Snape studied her profile, for she was working very hard at not meeting his gaze—she could tell the darkest wizard to ever live to bugger off, but talking about her feelings was painful?

Snape put down the remnants of his crust and made a promise to himself that if these truly were his last few hours, he would make them count. Titles would be shed, roles ignored, and they would just be. Two people, two captives, who despite themselves had grown quite fond of each other during their months of incessant companionship.

"Despite their faults, these men are very good at reading people. It has become a vital part of their roles in this war."

Hermione nodded like she was taking mental notes before she deciphered the true meaning behind his words and it took her by surprise so much that she turned to him with wide eyes before she could help herself.

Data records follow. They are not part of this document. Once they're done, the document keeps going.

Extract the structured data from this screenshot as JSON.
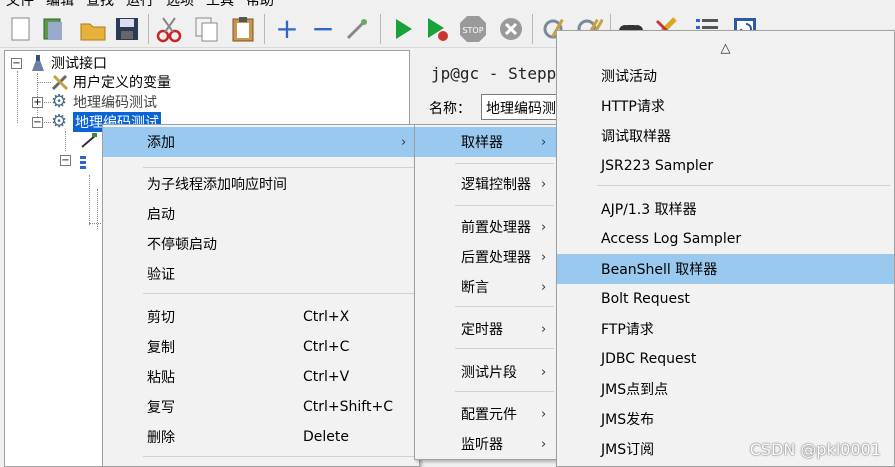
{
  "menubar": {
    "items": [
      "文件",
      "编辑",
      "查找",
      "运行",
      "选项",
      "工具",
      "帮助"
    ]
  },
  "toolbar": {
    "icons": [
      "new-icon",
      "templates-icon",
      "open-icon",
      "save-icon",
      "cut-icon",
      "copy-icon",
      "paste-icon",
      "expand-icon",
      "collapse-icon",
      "toggle-icon",
      "start-icon",
      "start-no-pause-icon",
      "stop-icon",
      "shutdown-icon",
      "clear-icon",
      "clear-all-icon",
      "search-icon",
      "reset-search-icon",
      "function-helper-icon",
      "help-icon"
    ]
  },
  "tree": {
    "root": "测试接口",
    "items": [
      {
        "label": "用户定义的变量"
      },
      {
        "label": "地理编码测试"
      },
      {
        "label": "地理编码测试"
      }
    ]
  },
  "right_pane": {
    "title": "jp@gc - Stepp",
    "name_label": "名称：",
    "name_value": "地理编码测"
  },
  "context_menu": {
    "items": [
      {
        "label": "添加",
        "shortcut": "",
        "arrow": "›"
      },
      {
        "label": "为子线程添加响应时间",
        "shortcut": ""
      },
      {
        "label": "启动",
        "shortcut": ""
      },
      {
        "label": "不停顿启动",
        "shortcut": ""
      },
      {
        "label": "验证",
        "shortcut": ""
      },
      {
        "label": "剪切",
        "shortcut": "Ctrl+X"
      },
      {
        "label": "复制",
        "shortcut": "Ctrl+C"
      },
      {
        "label": "粘贴",
        "shortcut": "Ctrl+V"
      },
      {
        "label": "复写",
        "shortcut": "Ctrl+Shift+C"
      },
      {
        "label": "删除",
        "shortcut": "Delete"
      }
    ]
  },
  "add_submenu": {
    "items": [
      {
        "label": "取样器",
        "arrow": "›"
      },
      {
        "label": "逻辑控制器",
        "arrow": "›"
      },
      {
        "label": "前置处理器",
        "arrow": "›"
      },
      {
        "label": "后置处理器",
        "arrow": "›"
      },
      {
        "label": "断言",
        "arrow": "›"
      },
      {
        "label": "定时器",
        "arrow": "›"
      },
      {
        "label": "测试片段",
        "arrow": "›"
      },
      {
        "label": "配置元件",
        "arrow": "›"
      },
      {
        "label": "监听器",
        "arrow": "›"
      }
    ]
  },
  "sampler_submenu": {
    "scroll_up": "△",
    "items": [
      {
        "label": "测试活动"
      },
      {
        "label": "HTTP请求"
      },
      {
        "label": "调试取样器"
      },
      {
        "label": "JSR223 Sampler"
      },
      {
        "label": "AJP/1.3 取样器"
      },
      {
        "label": "Access Log Sampler"
      },
      {
        "label": "BeanShell 取样器"
      },
      {
        "label": "Bolt Request"
      },
      {
        "label": "FTP请求"
      },
      {
        "label": "JDBC Request"
      },
      {
        "label": "JMS点到点"
      },
      {
        "label": "JMS发布"
      },
      {
        "label": "JMS订阅"
      }
    ]
  },
  "watermark": "CSDN @pkl0001",
  "colors": {
    "selection": "#0a64d6",
    "menu_highlight": "#99c9ef"
  }
}
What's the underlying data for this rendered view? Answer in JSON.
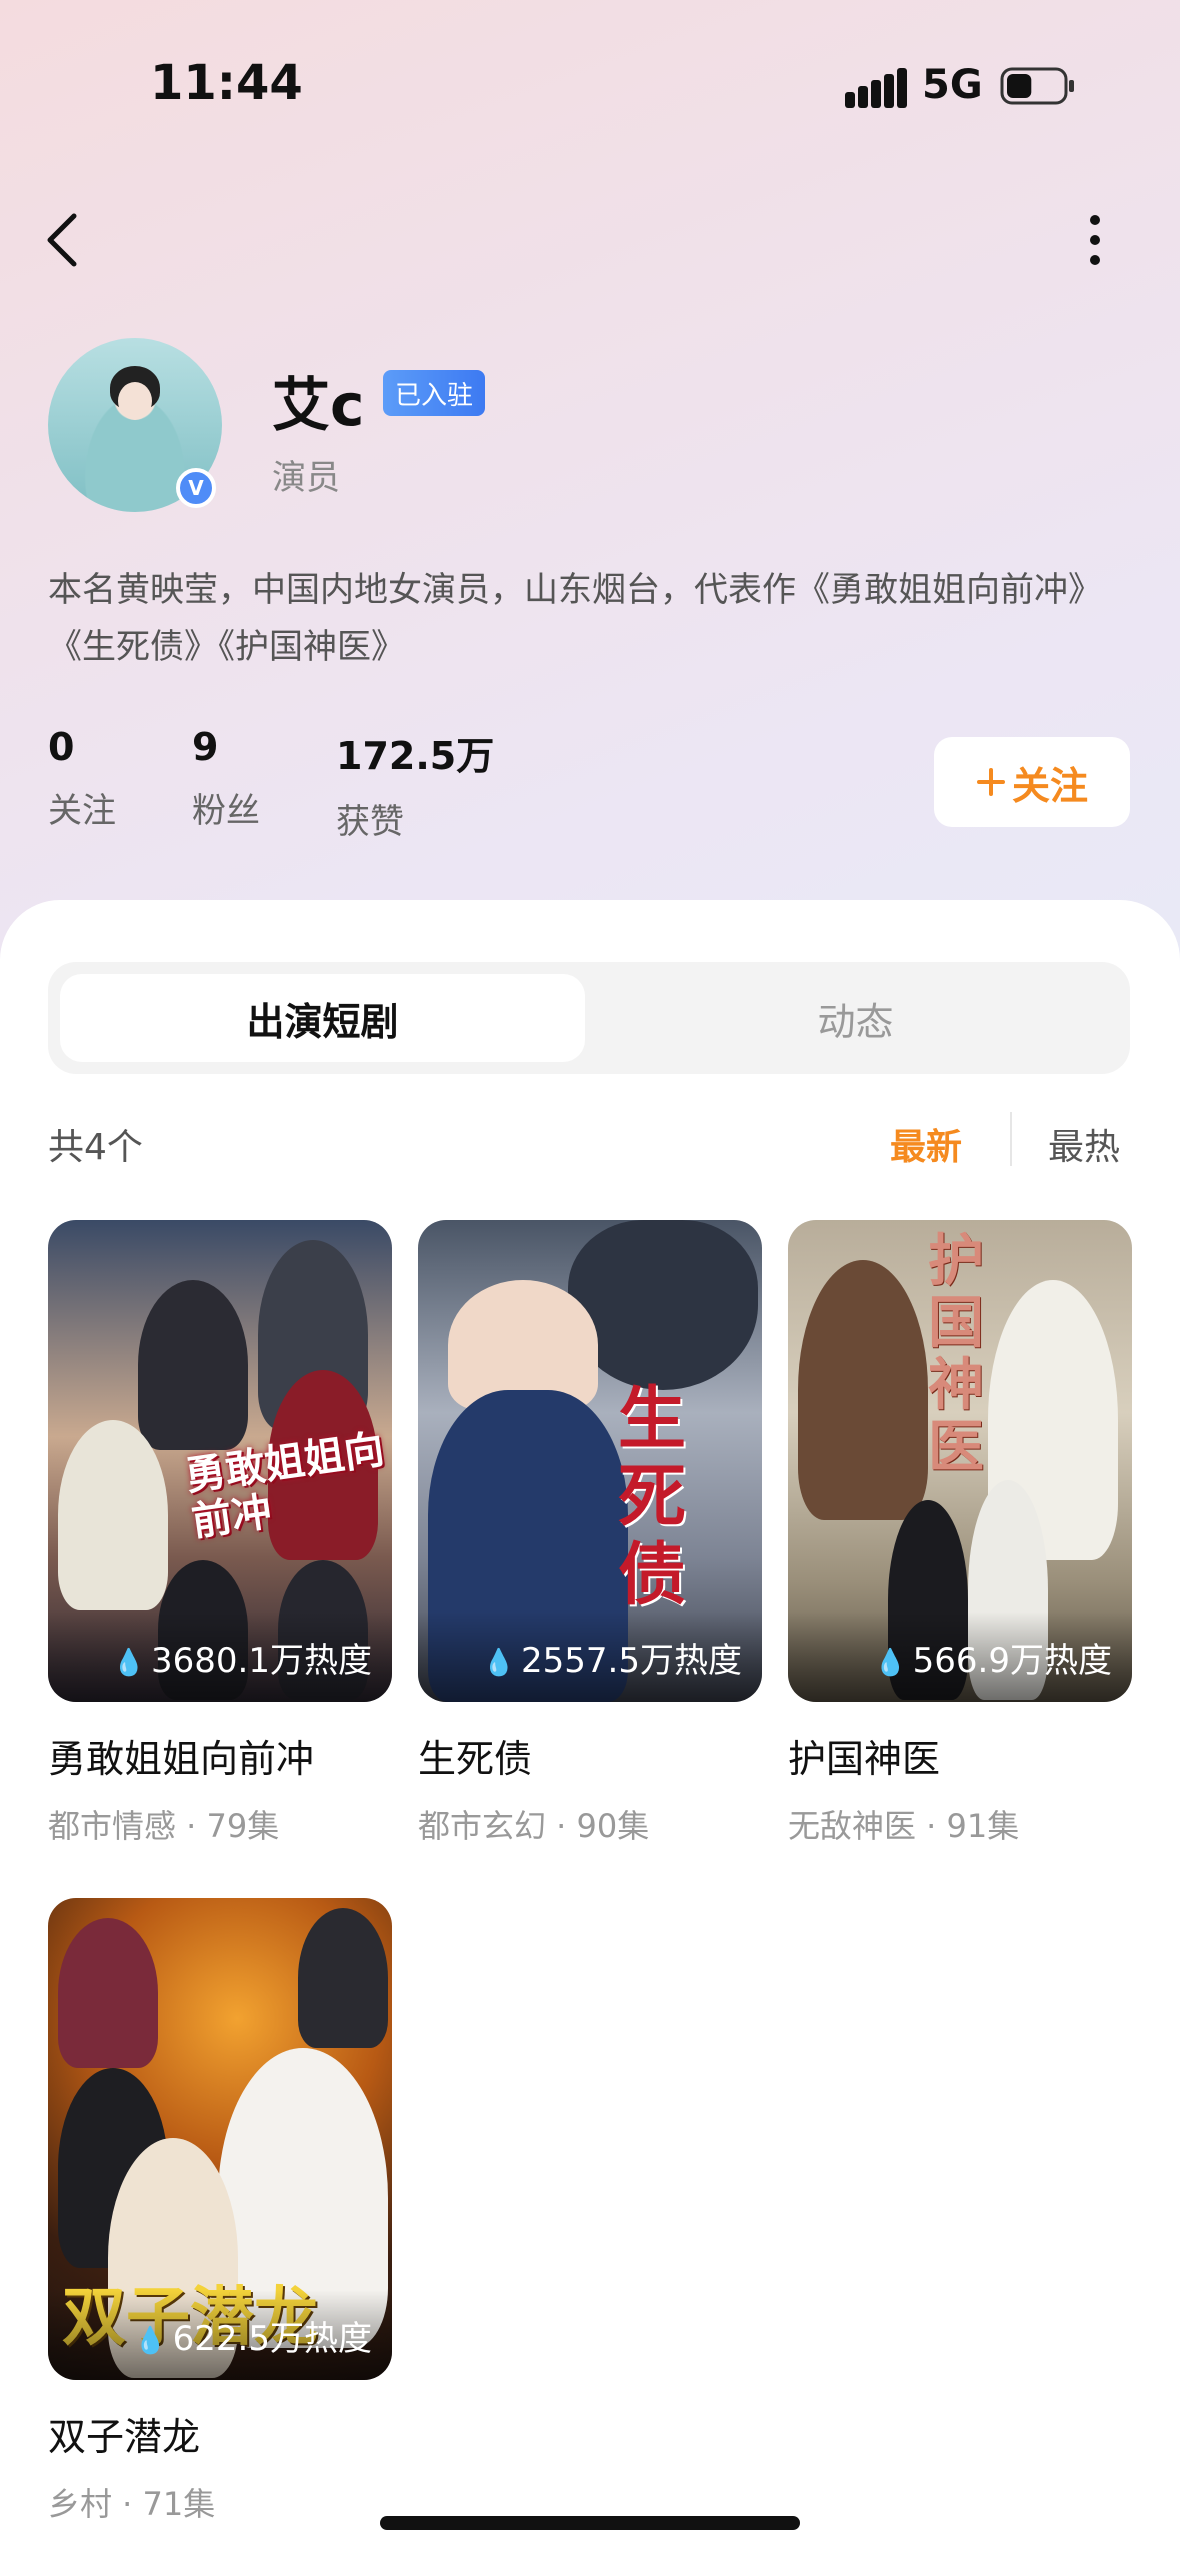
{
  "status_bar": {
    "time": "11:44",
    "network": "5G",
    "battery_level": 0.45
  },
  "profile": {
    "name": "艾c",
    "badge": "已入驻",
    "role": "演员",
    "verified_mark": "V",
    "bio": "本名黄映莹，中国内地女演员，山东烟台，代表作《勇敢姐姐向前冲》《生死债》《护国神医》",
    "stats": [
      {
        "value": "0",
        "label": "关注"
      },
      {
        "value": "9",
        "label": "粉丝"
      },
      {
        "value": "172.5万",
        "label": "获赞"
      }
    ],
    "follow_label": "关注",
    "follow_icon": "plus-icon"
  },
  "tabs": [
    {
      "label": "出演短剧",
      "active": true
    },
    {
      "label": "动态",
      "active": false
    }
  ],
  "list": {
    "count_label": "共4个",
    "sort_options": [
      {
        "label": "最新",
        "active": true
      },
      {
        "label": "最热",
        "active": false
      }
    ]
  },
  "dramas": [
    {
      "title": "勇敢姐姐向前冲",
      "poster_text": "勇敢姐姐向前冲",
      "heat": "3680.1万热度",
      "meta": "都市情感 · 79集"
    },
    {
      "title": "生死债",
      "poster_text": "生死债",
      "heat": "2557.5万热度",
      "meta": "都市玄幻 · 90集"
    },
    {
      "title": "护国神医",
      "poster_text": "护国神医",
      "heat": "566.9万热度",
      "meta": "无敌神医 · 91集"
    },
    {
      "title": "双子潜龙",
      "poster_text": "双子潜龙",
      "heat": "622.5万热度",
      "meta": "乡村 · 71集"
    }
  ],
  "colors": {
    "accent": "#f58a1f",
    "badge_blue": "#4f8cf7"
  }
}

"You—you mean—what are you…what?" she stuttered, growing increasingly frustrated by her uncooperative tongue.

Snape smiled and took her hand very gently. "Hermione, I know that for the past seven years, I have been nothing but your Professor, and a sordid one at that. Only recently have I transgressed those confines to be labeled as your rapist." He spoke over her quickly, and loudly, before she could interrupt. "I also know, as sure as I am standing—well, sitting—here that I may never be more than those two things to you. And I promise you I will never ask you for more or less. All I can do is be honest with you, and in all honesty, you stopped being just me student the moment my foot caught yours in detention."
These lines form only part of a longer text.